The Great S3 Outage of July 2008

When S3 launched less than 2.5 years ago, it was clear that it was a game-changer as far as storage infrastructure was concerned. Today’s outage, however, really reveals just how dependent many webapps have become on the service.

I use S3 for personal storage, as well as for static resources like my tumblr music widget (which does ~500k hits per month). For roughly $2/mo, I get performance and reliability which is least on par with what I could do on my own for several times the cost. I don’t carry a pager monitoring my personal web assets, and if it’s down for a few hours once or twice a year, I can live with that.

However, we also use S3 for business purposes, for serving our video ad player and media assets, and clearly this outage is a bit more of a concern, and I’m sure we will have a big conversation tomorrow about mitigating the effects of this happening again.

Personally, I am of the opinion that cloud storage is the best choice for us, and will only increase in reliability and performance over time.
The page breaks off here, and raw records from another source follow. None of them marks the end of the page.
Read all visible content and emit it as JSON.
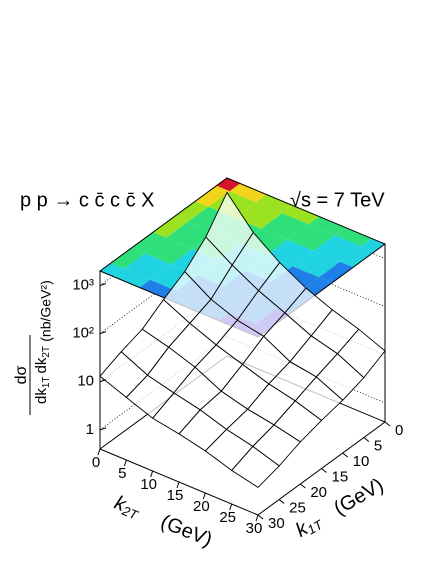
{
  "chart_data": {
    "type": "surface",
    "title": "p p → c c̄ c c̄ X",
    "subtitle": "√s = 7 TeV",
    "x_label": {
      "symbol": "k",
      "subscript": "2T",
      "unit": "(GeV)"
    },
    "y_label": {
      "symbol": "k",
      "subscript": "1T",
      "unit": "(GeV)"
    },
    "z_label": {
      "numerator": "dσ",
      "denominator": [
        "dk",
        "1T",
        "dk",
        "2T"
      ],
      "unit": "(nb/GeV²)"
    },
    "x": [
      0,
      5,
      10,
      15,
      20,
      25,
      30
    ],
    "y": [
      0,
      5,
      10,
      15,
      20,
      25,
      30
    ],
    "values": [
      [
        1000,
        250,
        100,
        50,
        30,
        20,
        12
      ],
      [
        250,
        110,
        55,
        32,
        18,
        13,
        7
      ],
      [
        100,
        45,
        28,
        22,
        11,
        9,
        5
      ],
      [
        55,
        30,
        18,
        12,
        8,
        6,
        4
      ],
      [
        28,
        20,
        13,
        7,
        5,
        4,
        3
      ],
      [
        20,
        11,
        8,
        6,
        4,
        3,
        2
      ],
      [
        13,
        8,
        5,
        4,
        3,
        2,
        1.5
      ]
    ],
    "xlim": [
      0,
      30
    ],
    "xticks": [
      0,
      5,
      10,
      15,
      20,
      25,
      30
    ],
    "ylim": [
      0,
      30
    ],
    "yticks": [
      0,
      5,
      10,
      15,
      20,
      25,
      30
    ],
    "zlim": [
      0.4,
      2000
    ],
    "log_z": true,
    "zticks": [
      1,
      10,
      {
        "value": 100,
        "label": "10²"
      },
      {
        "value": 1000,
        "label": "10³"
      }
    ],
    "grid": true,
    "palette": [
      "#5a0f8c",
      "#3d2bd6",
      "#1f7fe8",
      "#1fd3e0",
      "#2fe07a",
      "#9be320",
      "#f2d51a",
      "#f0641a",
      "#d6142a"
    ]
  }
}
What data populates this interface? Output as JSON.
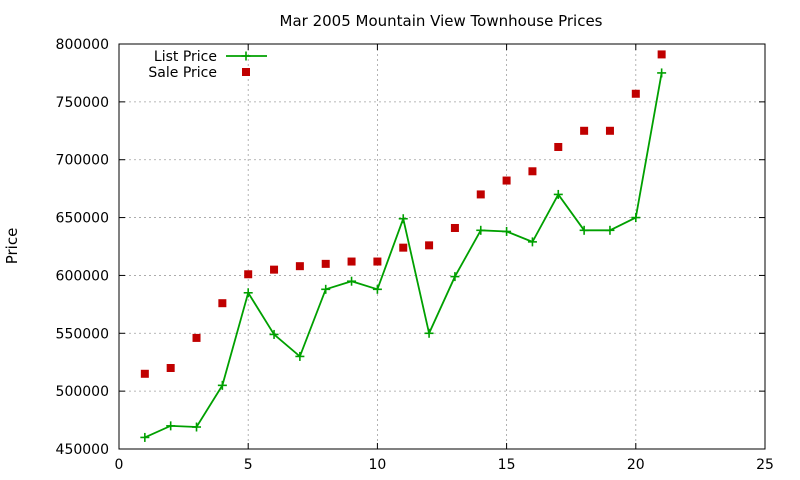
{
  "chart_data": {
    "type": "line",
    "title": "Mar 2005 Mountain View Townhouse Prices",
    "xlabel": "",
    "ylabel": "Price",
    "xlim": [
      0,
      25
    ],
    "ylim": [
      450000,
      800000
    ],
    "xticks": [
      0,
      5,
      10,
      15,
      20,
      25
    ],
    "yticks": [
      450000,
      500000,
      550000,
      600000,
      650000,
      700000,
      750000,
      800000
    ],
    "grid": true,
    "legend_position": "top-left",
    "series": [
      {
        "name": "List Price",
        "style": "line-points",
        "color": "#00a000",
        "x": [
          1,
          2,
          3,
          4,
          5,
          6,
          7,
          8,
          9,
          10,
          11,
          12,
          13,
          14,
          15,
          16,
          17,
          18,
          19,
          20,
          21
        ],
        "y": [
          460000,
          470000,
          469000,
          505000,
          585000,
          549000,
          530000,
          588000,
          595000,
          588000,
          649000,
          550000,
          599000,
          639000,
          638000,
          629000,
          670000,
          639000,
          639000,
          650000,
          775000
        ]
      },
      {
        "name": "Sale Price",
        "style": "points",
        "color": "#c00000",
        "x": [
          1,
          2,
          3,
          4,
          5,
          6,
          7,
          8,
          9,
          10,
          11,
          12,
          13,
          14,
          15,
          16,
          17,
          18,
          19,
          20,
          21
        ],
        "y": [
          515000,
          520000,
          546000,
          576000,
          601000,
          605000,
          608000,
          610000,
          612000,
          612000,
          624000,
          626000,
          641000,
          670000,
          682000,
          690000,
          711000,
          725000,
          725000,
          757000,
          791000
        ]
      }
    ]
  }
}
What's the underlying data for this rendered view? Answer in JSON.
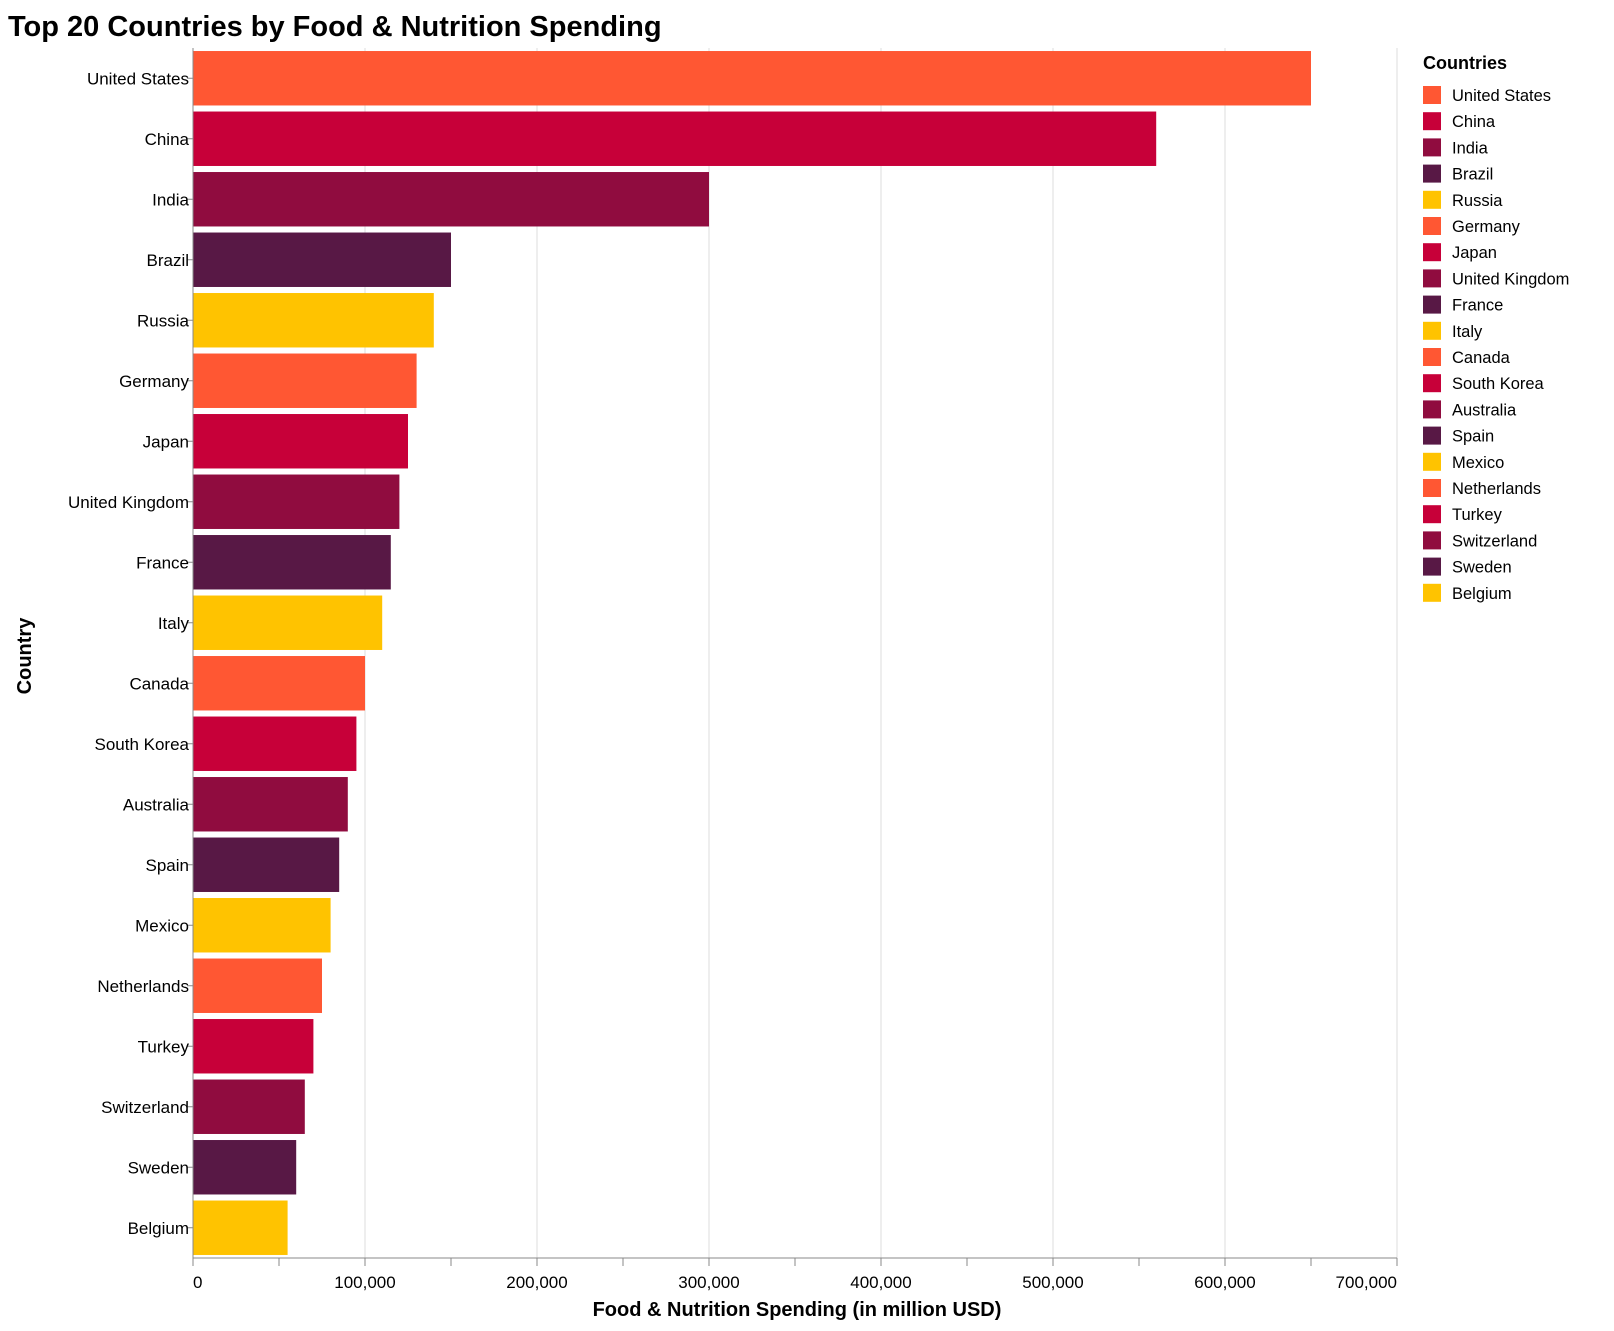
{
  "chart_data": {
    "type": "bar",
    "orientation": "horizontal",
    "title": "Top 20 Countries by Food & Nutrition Spending",
    "xlabel": "Food & Nutrition Spending (in million USD)",
    "ylabel": "Country",
    "xlim": [
      0,
      700000
    ],
    "x_ticks": [
      0,
      100000,
      200000,
      300000,
      400000,
      500000,
      600000,
      700000
    ],
    "x_tick_labels": [
      "0",
      "100,000",
      "200,000",
      "300,000",
      "400,000",
      "500,000",
      "600,000",
      "700,000"
    ],
    "grid": "vertical",
    "legend": {
      "title": "Countries",
      "placement": "right"
    },
    "categories": [
      "United States",
      "China",
      "India",
      "Brazil",
      "Russia",
      "Germany",
      "Japan",
      "United Kingdom",
      "France",
      "Italy",
      "Canada",
      "South Korea",
      "Australia",
      "Spain",
      "Mexico",
      "Netherlands",
      "Turkey",
      "Switzerland",
      "Sweden",
      "Belgium"
    ],
    "values": [
      650000,
      560000,
      300000,
      150000,
      140000,
      130000,
      125000,
      120000,
      115000,
      110000,
      100000,
      95000,
      90000,
      85000,
      80000,
      75000,
      70000,
      65000,
      60000,
      55000
    ],
    "colors": [
      "#ff5733",
      "#c70039",
      "#900c3f",
      "#581845",
      "#ffc300",
      "#ff5733",
      "#c70039",
      "#900c3f",
      "#581845",
      "#ffc300",
      "#ff5733",
      "#c70039",
      "#900c3f",
      "#581845",
      "#ffc300",
      "#ff5733",
      "#c70039",
      "#900c3f",
      "#581845",
      "#ffc300"
    ]
  }
}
CDNs are still priced prohibitively expensive for our needs, but we may need to bite the bullet at some point, as we get bigger and have our own SLAs to adhere to. Ultimately though, it comes down to having a disaster recovery plan, and being ready to act on it.

So what will we do to be prepared for next time?

  1. Handle any detectable errors gracefully. Unfortunately, our customer-facing endpoint (our ad player) is hosted directly on s3, and often has to be embedded directly, so there isn’t much we can do if the user can’t download that.  It is, however, in a different bucket than our media assets.
  2. Drop DNS TTLs on our ad/asset hosts down to the smallest reasonable time (probably 5 minutes). Our DNS is distributed enough to handle the additional load without problem.
  3. Maintain a local copy of all S3 content, with matching taxonomy.
  4. Setup a basic static content server that can serve as a failover for the s3 buckets
  5. Manually failover our DNS to our backup servers as soon as a major outage is detected

The goal isn’t for this setup to be more reliable than S3, but to reduce the risk of a complete outage (like today), by having redundant options available.